5 de março de 2009

Ficcção. "Lágrimas"

Lembro-me como se fosse ontem quando a vi pela primeira vez. Linda, com suas madeixas onduladas caindo-lhe delicadamente nos ombros e nas costas, a pele clara destacada pelo magnífico tom de vermelho do vestido. Tinha o corpo pequeno, embora bem-feito, e o vestido caía-lhe muito bem. Toda esta beleza estonteante, no entanto, era quebrada pelas lágrimas que rolavam pela face angelical, borrando a maquiagem leve. Ainda assim era linda, um anjo vindo do céu para me seduzir.
Pensei em chamar-lhe, oferecer um ombro amigo. No entanto, tive medo. Insegurança, talvez. Fiquei tanto feliz quanto sem graça, quando me dei conta que os olhos castanhos me encaravam. Sorri, sem jeito, sentindo-me um idiota. Talvez, eu devesse ter sido um pouco mais discreto, afinal. Minha primeira idéia foi sorrir educadamente e dar-lhe as costas; encará-la daquele jeito já estava se tornando rude. No entanto, aquele olhar suplicante me chamava, gritando em minha mente. Sem que me desse conta, eu já estava caminhando em sua direção. Ela abaixou a cabeça, fitando o chão, e a franja caiu sobre os olhos. Parei em sua frente, procurando ser o mais educado e menos estranho possível.
"Desculpe me intrometer mas, posos ajudar?"
Os olhos castanhos levantaram, fitando intensamente os meus. Ela parecia surpresa: os olhos em tom chocolate estavam levemente arregalados, os lábios entreabertos. Ela levou as mãos ao rosto, tocando as bochechas levemente, e pareceu se surpreender ainda mais.
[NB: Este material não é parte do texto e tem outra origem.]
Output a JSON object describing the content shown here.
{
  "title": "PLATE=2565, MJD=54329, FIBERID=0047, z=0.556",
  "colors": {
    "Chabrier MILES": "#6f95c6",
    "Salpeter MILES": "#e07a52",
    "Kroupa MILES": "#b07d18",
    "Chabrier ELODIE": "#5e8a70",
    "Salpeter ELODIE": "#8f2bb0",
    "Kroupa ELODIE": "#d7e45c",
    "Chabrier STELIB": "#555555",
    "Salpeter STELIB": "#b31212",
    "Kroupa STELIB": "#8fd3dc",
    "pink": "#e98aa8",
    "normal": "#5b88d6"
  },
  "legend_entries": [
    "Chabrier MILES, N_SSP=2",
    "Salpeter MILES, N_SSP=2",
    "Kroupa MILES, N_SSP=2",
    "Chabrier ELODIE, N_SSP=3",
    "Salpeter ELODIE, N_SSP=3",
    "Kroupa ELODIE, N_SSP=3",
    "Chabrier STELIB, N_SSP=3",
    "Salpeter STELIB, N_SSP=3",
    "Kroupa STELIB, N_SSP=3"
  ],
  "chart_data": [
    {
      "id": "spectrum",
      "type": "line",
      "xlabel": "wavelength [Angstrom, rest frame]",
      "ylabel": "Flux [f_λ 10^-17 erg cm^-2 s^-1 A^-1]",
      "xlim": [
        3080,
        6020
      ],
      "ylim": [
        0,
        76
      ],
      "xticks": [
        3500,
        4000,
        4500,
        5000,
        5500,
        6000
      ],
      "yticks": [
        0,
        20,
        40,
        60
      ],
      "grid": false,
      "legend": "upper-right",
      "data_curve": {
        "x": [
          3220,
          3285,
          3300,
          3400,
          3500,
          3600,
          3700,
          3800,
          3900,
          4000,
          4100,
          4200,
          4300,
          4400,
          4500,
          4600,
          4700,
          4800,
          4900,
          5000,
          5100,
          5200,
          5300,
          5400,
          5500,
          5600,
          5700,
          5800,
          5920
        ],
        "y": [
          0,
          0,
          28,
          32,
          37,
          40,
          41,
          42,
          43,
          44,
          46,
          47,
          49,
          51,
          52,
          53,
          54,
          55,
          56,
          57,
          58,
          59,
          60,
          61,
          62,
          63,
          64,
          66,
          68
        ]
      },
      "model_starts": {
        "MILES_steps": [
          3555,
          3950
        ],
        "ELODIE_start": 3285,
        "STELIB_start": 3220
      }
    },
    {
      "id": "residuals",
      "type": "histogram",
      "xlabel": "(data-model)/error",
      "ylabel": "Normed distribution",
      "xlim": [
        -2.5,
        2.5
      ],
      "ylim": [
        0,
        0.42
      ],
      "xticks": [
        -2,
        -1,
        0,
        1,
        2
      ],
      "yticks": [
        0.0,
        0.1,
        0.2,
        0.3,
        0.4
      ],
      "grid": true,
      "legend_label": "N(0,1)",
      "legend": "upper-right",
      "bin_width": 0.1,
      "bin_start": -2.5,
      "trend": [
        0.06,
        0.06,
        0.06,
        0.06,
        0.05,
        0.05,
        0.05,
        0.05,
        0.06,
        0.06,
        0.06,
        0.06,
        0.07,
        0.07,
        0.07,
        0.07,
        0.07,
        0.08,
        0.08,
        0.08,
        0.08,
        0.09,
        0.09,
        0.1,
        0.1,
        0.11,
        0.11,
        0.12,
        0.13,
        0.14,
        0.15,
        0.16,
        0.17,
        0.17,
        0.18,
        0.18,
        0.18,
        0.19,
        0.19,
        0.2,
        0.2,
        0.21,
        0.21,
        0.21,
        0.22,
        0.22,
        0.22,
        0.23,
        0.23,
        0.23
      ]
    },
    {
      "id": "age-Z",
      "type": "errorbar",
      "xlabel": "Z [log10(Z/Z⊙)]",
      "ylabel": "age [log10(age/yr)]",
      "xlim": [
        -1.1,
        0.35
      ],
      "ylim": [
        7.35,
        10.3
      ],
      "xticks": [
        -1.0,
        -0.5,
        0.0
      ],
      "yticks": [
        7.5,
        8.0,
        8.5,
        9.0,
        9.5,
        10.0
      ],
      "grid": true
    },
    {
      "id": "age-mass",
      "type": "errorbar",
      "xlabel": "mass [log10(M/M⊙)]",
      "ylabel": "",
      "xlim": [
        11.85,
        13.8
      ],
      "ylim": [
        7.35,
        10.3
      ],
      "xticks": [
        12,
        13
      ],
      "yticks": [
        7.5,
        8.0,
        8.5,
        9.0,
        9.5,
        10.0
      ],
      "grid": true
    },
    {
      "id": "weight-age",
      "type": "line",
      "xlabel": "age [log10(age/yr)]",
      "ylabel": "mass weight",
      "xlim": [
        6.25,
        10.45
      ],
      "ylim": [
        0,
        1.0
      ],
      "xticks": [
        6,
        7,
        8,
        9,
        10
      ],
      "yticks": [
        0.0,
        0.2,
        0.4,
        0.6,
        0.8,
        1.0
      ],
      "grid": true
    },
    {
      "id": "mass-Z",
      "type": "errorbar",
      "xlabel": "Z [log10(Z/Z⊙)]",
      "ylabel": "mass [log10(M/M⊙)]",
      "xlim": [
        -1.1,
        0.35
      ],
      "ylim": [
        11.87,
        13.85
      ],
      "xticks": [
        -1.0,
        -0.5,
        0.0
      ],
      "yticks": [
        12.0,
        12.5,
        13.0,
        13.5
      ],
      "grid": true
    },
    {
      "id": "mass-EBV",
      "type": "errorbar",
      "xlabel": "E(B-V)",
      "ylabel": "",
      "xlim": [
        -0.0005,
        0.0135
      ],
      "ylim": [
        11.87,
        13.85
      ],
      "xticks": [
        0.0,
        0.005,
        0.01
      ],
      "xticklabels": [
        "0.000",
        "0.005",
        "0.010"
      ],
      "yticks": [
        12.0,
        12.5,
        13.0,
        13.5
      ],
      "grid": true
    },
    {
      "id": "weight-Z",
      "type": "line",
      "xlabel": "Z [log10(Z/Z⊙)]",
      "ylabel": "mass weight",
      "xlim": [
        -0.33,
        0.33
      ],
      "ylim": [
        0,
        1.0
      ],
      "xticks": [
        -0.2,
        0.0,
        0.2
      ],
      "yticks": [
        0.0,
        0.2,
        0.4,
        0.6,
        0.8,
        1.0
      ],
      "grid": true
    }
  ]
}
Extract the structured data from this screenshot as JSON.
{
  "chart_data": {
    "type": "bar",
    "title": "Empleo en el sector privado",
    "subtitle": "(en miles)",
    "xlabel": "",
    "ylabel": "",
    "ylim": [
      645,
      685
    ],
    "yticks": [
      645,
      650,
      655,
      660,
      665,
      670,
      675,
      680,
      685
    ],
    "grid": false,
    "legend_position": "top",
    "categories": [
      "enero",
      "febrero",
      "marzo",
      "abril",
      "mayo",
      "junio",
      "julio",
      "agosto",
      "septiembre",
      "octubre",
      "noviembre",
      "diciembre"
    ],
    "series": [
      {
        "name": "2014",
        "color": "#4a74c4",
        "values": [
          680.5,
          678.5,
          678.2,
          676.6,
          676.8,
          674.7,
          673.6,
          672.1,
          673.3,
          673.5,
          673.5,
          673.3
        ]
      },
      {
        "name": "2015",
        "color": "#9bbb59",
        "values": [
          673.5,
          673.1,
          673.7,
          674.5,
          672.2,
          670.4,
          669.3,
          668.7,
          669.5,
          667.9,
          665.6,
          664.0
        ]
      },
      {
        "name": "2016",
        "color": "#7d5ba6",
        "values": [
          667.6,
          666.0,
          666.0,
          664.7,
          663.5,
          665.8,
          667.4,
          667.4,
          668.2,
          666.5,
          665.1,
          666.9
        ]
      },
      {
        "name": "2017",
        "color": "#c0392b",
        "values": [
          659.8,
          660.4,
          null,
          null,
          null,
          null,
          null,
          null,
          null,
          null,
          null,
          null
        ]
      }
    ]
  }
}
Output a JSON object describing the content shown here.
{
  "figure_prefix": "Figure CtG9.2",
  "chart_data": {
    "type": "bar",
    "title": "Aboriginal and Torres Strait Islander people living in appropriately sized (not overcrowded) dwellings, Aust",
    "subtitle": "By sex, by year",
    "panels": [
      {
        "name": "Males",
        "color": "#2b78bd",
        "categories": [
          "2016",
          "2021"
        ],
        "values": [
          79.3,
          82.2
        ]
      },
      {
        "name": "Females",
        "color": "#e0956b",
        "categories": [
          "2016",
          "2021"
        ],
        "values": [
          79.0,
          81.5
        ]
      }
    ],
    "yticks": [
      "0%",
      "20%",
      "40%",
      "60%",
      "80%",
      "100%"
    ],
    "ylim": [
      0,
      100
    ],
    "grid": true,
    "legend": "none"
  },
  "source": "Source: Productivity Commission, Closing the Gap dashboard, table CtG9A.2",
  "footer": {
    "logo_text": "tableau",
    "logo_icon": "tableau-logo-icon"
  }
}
A voz melodiosa saiu entrecortada, num sussuro baixo e falhado.
"Não percebi que estava chorando..."
"Você está com algum problema? Precisa de ajuda? Eu posso chamar um segurança, ou..."
"Não", ela interrompeu. Isso pareceu deixá-la incomodada. Os olhos voltaram a fixar-se no chão - o que não me agradava nada; eu preferia que continuassem fixos nos meus. "Eu só... eu... eu nem sei o que eu tenho, na verdade." E ela sorriu. Ainda que fosse um sorriso irônico e deboxado, foi o sorriso mais lindo que eu já tinha visto.
"Aceita um café?", perguntei, mais por não ter o que falar do que por cortesia ou educação.
"Prefiro um refrigerante..." disse ela, se recompondo. "Eu pago."
"Eu ofereci; eu pago."
"Não. Minha mãe me ensinou a não aceitar nada de estranhos."
Não pude reprimir um sorriso. Conversamos muito naquela noite. Descobri que ela era bem jovem, universitária, filha única do segundo casamento do pai. Nao tinha namorado - ou, pelo menos, não tinha mais; não entrei em detalhes. Também não perguntei o motivo das lágrimas.
Nos encontramos mais vezes. Não demorou muito para nos tornar-mos amigos, e menos ainda para nos assumir-mos como um casal. Até hoje, não sei o motivo das lágrimas naquela noite. Não que eu não tivesse curiosidade em perguntar, mas sempre achei que fosse indelicado.
De qualquer forma, não me importa. Tudo o que preciso saber é que tenho este anjo só para mim, e que ela estará sempre com um lindo sorriso no rosto para iluminar meus dias.